How lucky was I to have a college instructor who could really see what was going on for me? That one compassionate conversation helped me lift the mask I was wearing (that everything was fine) and find my way to essential resources I didn’t know much about and was honestly too proud to seek out. I could then face my anxiety instead of hiding it and recognize that I was suffering and getting low grades, not for lack of effort, but for lack of understanding how I could really help myself. I became open to learning new strategies for coping, which meant I was better able to handle college work. It’s not always easy to know what students need, but honest check-ins can allow them to be more vulnerable and see that they not only deserve the help, but that it is essential to figure out what works given the many resources and options out there. This could mean they too find lifelong strategies that make new challenges, like Covid, easier to manage. And improving health and wellness frees up mental space for college students to focus more fully on what is happening in the present.

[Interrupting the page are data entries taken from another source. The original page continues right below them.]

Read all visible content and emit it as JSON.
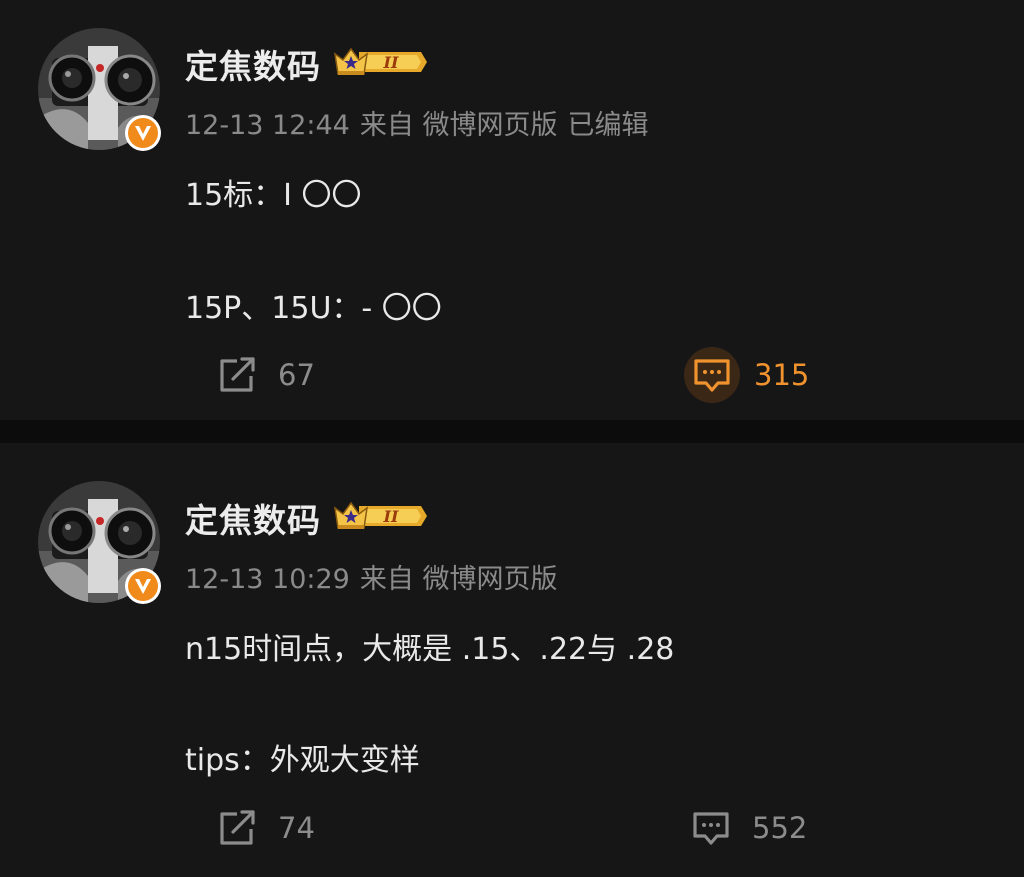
{
  "colors": {
    "background": "#161616",
    "separator": "#0c0c0c",
    "accent": "#f0932e",
    "muted_text": "#8a8a8a",
    "primary_text": "#e9e9e9",
    "verified_badge": "#f08a1a"
  },
  "posts": [
    {
      "author": "定焦数码",
      "badge_text": "II",
      "time": "12-13 12:44",
      "source": "来自 微博网页版",
      "edited": "已编辑",
      "content": [
        "15标：I 〇〇",
        "15P、15U：- 〇〇"
      ],
      "repost_count": "67",
      "comment_count": "315",
      "icons": {
        "repost": "share-icon",
        "comment": "comment-icon",
        "verified": "verified-v-icon",
        "member": "crown-icon"
      }
    },
    {
      "author": "定焦数码",
      "badge_text": "II",
      "time": "12-13 10:29",
      "source": "来自 微博网页版",
      "content": [
        "n15时间点，大概是 .15、.22与 .28",
        "tips：外观大变样"
      ],
      "repost_count": "74",
      "comment_count": "552",
      "icons": {
        "repost": "share-icon",
        "comment": "comment-icon",
        "verified": "verified-v-icon",
        "member": "crown-icon"
      }
    }
  ]
}
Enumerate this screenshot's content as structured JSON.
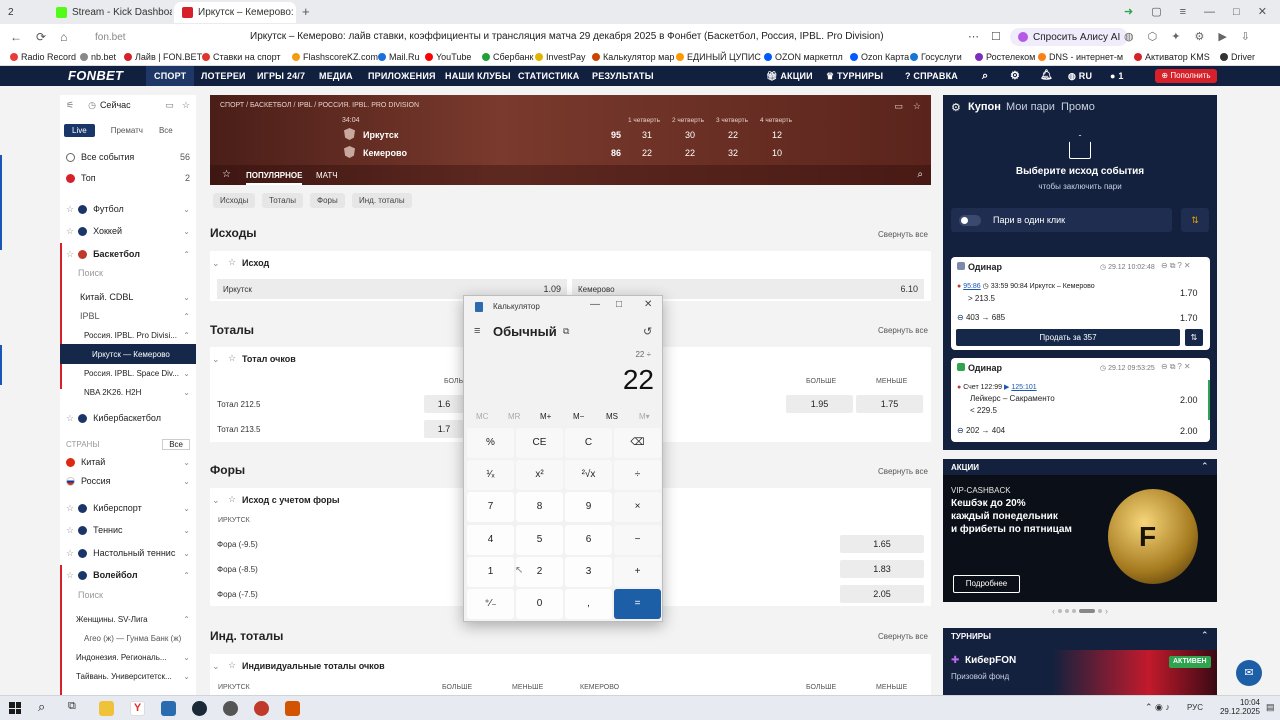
{
  "browser": {
    "tab_count": "2",
    "tabs": [
      {
        "title": "Stream - Kick Dashboard"
      },
      {
        "title": "Иркутск – Кемерово: л"
      }
    ],
    "url": "fon.bet",
    "page_title": "Иркутск – Кемерово: лайв ставки, коэффициенты и трансляция матча 29 декабря 2025 в Фонбет (Баскетбол, Россия, IPBL. Pro Division)",
    "alice_label": "Спросить Алису AI",
    "bookmarks": [
      "Radio Record",
      "nb.bet",
      "Лайв | FON.BET",
      "Ставки на спорт",
      "FlashscoreKZ.com",
      "Mail.Ru",
      "YouTube",
      "Сбербанк",
      "InvestPay",
      "Калькулятор мар",
      "ЕДИНЫЙ ЦУПИС",
      "OZON маркетпл",
      "Ozon Карта",
      "Госуслуги",
      "Ростелеком",
      "DNS - интернет-м",
      "Активатор KMS",
      "Driver"
    ]
  },
  "site": {
    "logo": "FONBET",
    "nav": [
      "СПОРТ",
      "ЛОТЕРЕИ",
      "ИГРЫ 24/7",
      "МЕДИА",
      "ПРИЛОЖЕНИЯ",
      "НАШИ КЛУБЫ",
      "СТАТИСТИКА",
      "РЕЗУЛЬТАТЫ"
    ],
    "nav_right": [
      "АКЦИИ",
      "ТУРНИРЫ",
      "СПРАВКА"
    ],
    "lang": "RU",
    "user_count": "1",
    "deposit": "Пополнить",
    "accent": "#d6212a",
    "navy": "#122040"
  },
  "sidebar": {
    "now_label": "Сейчас",
    "modes": [
      "Live",
      "Прематч",
      "Все"
    ],
    "all_events": {
      "label": "Все события",
      "count": "56"
    },
    "top": {
      "label": "Топ",
      "count": "2"
    },
    "sports": [
      "Футбол",
      "Хоккей",
      "Баскетбол"
    ],
    "search": "Поиск",
    "leagues": [
      "Китай. CDBL",
      "IPBL",
      "Россия. IPBL. Pro Divisi...",
      "Иркутск — Кемерово",
      "Россия. IPBL. Space Div...",
      "NBA 2K26. H2H",
      "Кибербаскетбол"
    ],
    "countries_label": "СТРАНЫ",
    "countries_select": "Все",
    "countries": [
      "Китай",
      "Россия"
    ],
    "more_sports": [
      "Киберспорт",
      "Теннис",
      "Настольный теннис",
      "Волейбол"
    ],
    "volley_search": "Поиск",
    "volley": [
      "Женщины. SV-Лига",
      "Агео (ж) — Гунма Банк (ж)",
      "Индонезия. Региональ...",
      "Тайвань. Университетск..."
    ]
  },
  "scoreboard": {
    "breadcrumb": "СПОРТ / БАСКЕТБОЛ / IPBL / РОССИЯ. IPBL. PRO DIVISION",
    "time": "34:04",
    "quarters": [
      "1 четверть",
      "2 четверть",
      "3 четверть",
      "4 четверть"
    ],
    "teams": [
      {
        "name": "Иркутск",
        "total": "95",
        "q": [
          "31",
          "30",
          "22",
          "12"
        ]
      },
      {
        "name": "Кемерово",
        "total": "86",
        "q": [
          "22",
          "22",
          "32",
          "10"
        ]
      }
    ],
    "tabs": [
      "ПОПУЛЯРНОЕ",
      "МАТЧ"
    ]
  },
  "filters": [
    "Исходы",
    "Тоталы",
    "Форы",
    "Инд. тоталы"
  ],
  "collapse_label": "Свернуть все",
  "outcomes": {
    "title": "Исходы",
    "sub": "Исход",
    "left_team": "Иркутск",
    "left_odd": "1.09",
    "right_team": "Кемерово",
    "right_odd": "6.10"
  },
  "totals": {
    "title": "Тоталы",
    "sub": "Тотал очков",
    "over": "БОЛЬШЕ",
    "under": "МЕНЬШЕ",
    "rows": [
      {
        "label": "Тотал 212.5",
        "left_odd": "1.6",
        "right_over": "1.95",
        "right_under": "1.75"
      },
      {
        "label": "Тотал 213.5",
        "left_odd": "1.7"
      }
    ]
  },
  "handicaps": {
    "title": "Форы",
    "sub": "Исход с учетом форы",
    "team": "ИРКУТСК",
    "rows": [
      {
        "label": "Фора (-9.5)",
        "odd": "1.65"
      },
      {
        "label": "Фора (-8.5)",
        "odd": "1.83"
      },
      {
        "label": "Фора (-7.5)",
        "odd": "2.05"
      }
    ]
  },
  "ind_totals": {
    "title": "Инд. тоталы",
    "sub": "Индивидуальные тоталы очков",
    "left_team": "ИРКУТСК",
    "right_team": "КЕМЕРОВО",
    "over": "БОЛЬШЕ",
    "under": "МЕНЬШЕ"
  },
  "calculator": {
    "title": "Калькулятор",
    "mode": "Обычный",
    "expression": "22 ÷",
    "display": "22",
    "memory": [
      "MC",
      "MR",
      "M+",
      "M−",
      "MS",
      "M▾"
    ],
    "keys": [
      [
        "%",
        "CE",
        "C",
        "⌫"
      ],
      [
        "¹⁄ₓ",
        "x²",
        "²√x",
        "÷"
      ],
      [
        "7",
        "8",
        "9",
        "×"
      ],
      [
        "4",
        "5",
        "6",
        "−"
      ],
      [
        "1",
        "2",
        "3",
        "+"
      ],
      [
        "⁺⁄₋",
        "0",
        ",",
        "="
      ]
    ]
  },
  "coupon": {
    "tabs": [
      "Купон",
      "Мои пари",
      "Промо"
    ],
    "prompt": "Выберите исход события",
    "prompt_sub": "чтобы заключить пари",
    "oneclick": "Пари в один клик",
    "bets": [
      {
        "type": "Одинар",
        "date": "29.12",
        "time": "10:02:48",
        "live": "95:86",
        "event_time": "33:59",
        "event": "90:84 Иркутск – Кемерово",
        "selection": "> 213.5",
        "odd": "1.70",
        "stake": "403",
        "win": "685",
        "final_odd": "1.70",
        "sell": "Продать за 357"
      },
      {
        "type": "Одинар",
        "date": "29.12",
        "time": "09:53:25",
        "score_text": "Счет 122:99",
        "score_live": "125:101",
        "event": "Лейкерс – Сакраменто",
        "selection": "< 229.5",
        "odd": "2.00",
        "stake": "202",
        "win": "404",
        "final_odd": "2.00"
      }
    ]
  },
  "promo": {
    "header": "АКЦИИ",
    "kicker": "VIP-CASHBACK",
    "lines": [
      "Кешбэк до 20%",
      "каждый понедельник",
      "и фрибеты по пятницам"
    ],
    "button": "Подробнее"
  },
  "tournaments": {
    "header": "ТУРНИРЫ",
    "name": "КиберFON",
    "badge": "АКТИВЕН",
    "sub": "Призовой фонд"
  },
  "taskbar": {
    "time": "10:04",
    "date": "29.12.2025",
    "lang": "РУС"
  }
}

And so I want to bring us back to the present. By finding ways to stay more present in each moment of our lives, I think it is easier to actually manage what life hands us and remain resilient in the aftermath of difficult situations. And college life in all its excitement and all its challenge hands you so much to manage. The ability to be more present can help with critical thinking, concentration, deep learning, studying, relationships, self-care, and much more – all things that feed into college success and enjoyment. My student has fortunately found a good support system and as a result, he is staying more present to how he can make positive changes for himself. I have told him to take pride in all that he is handling in the aftermath of Covid, and I hope you all do the same.